You don't know his name, but Bahman Mohassess was a titan -- a publicly gay, happily misanthropic midcentury Persian art-world powerhouse whose brutally Expressionist paintings ring up six figures at auctions today, and who galvanized his reputation by mysteriously vanishing from Iran for good after the ayatollahs had much of his work destroyed.
The man's Pynchon-esque absence gets punctured years later by Mitra Farahani, who tracks Mohassess down to a Rome hotel and settles in to shape the chain-smoking septuagenarian's final testament. The resulting documentary is never less than addictively fascinating -- Mohassess's story is a heroic torch of individualism battling mad-state ideology, from the Shah to the mullahs, and his autumnal stance toward all things non-Mohassess is hilariously derisive.
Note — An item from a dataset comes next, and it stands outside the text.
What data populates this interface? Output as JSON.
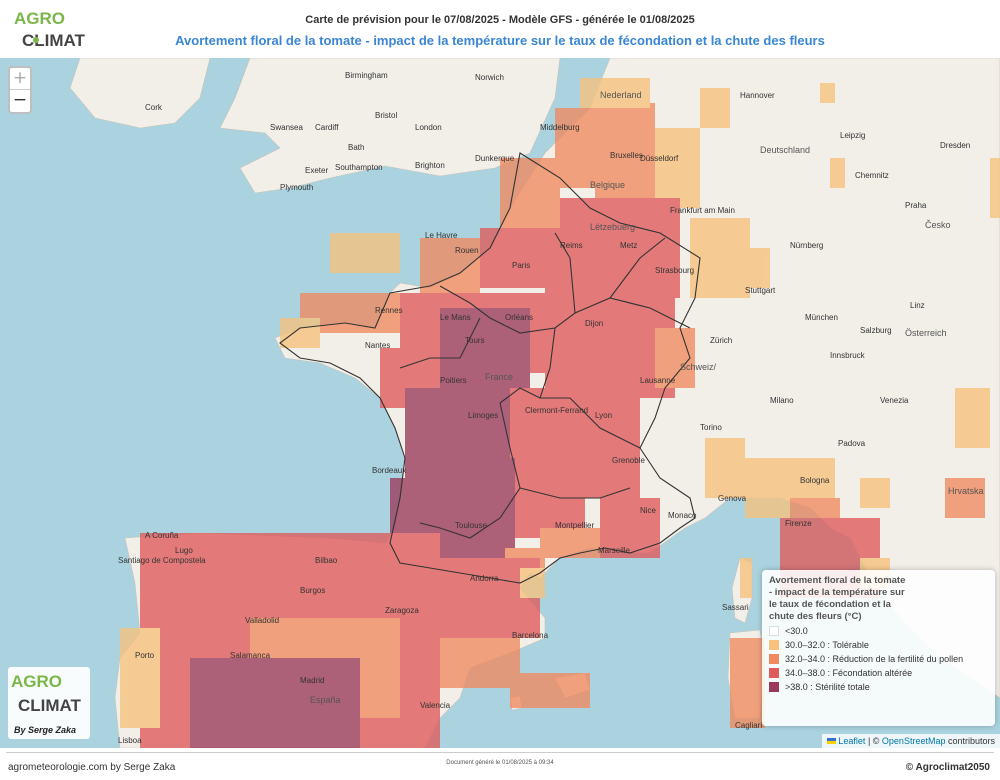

But Farahani pushes the saga into even more beautiful territory, sweetly nurturing the old fart and negotiating a large commission from a pair of rich Iranian brothers (one Allen Ginsberg schlubby, the other Jimmy Fallon svelte), as she obediently allows Mohassess to control what goes into her film, and Greek-choruses his final struggle by retelling Balzac's "The Unknown Masterpiece." The lovely ball-&-socket meeting of the two artists' sensibilities is what makes the doc sing, even if it is a chronicle of a death foretold.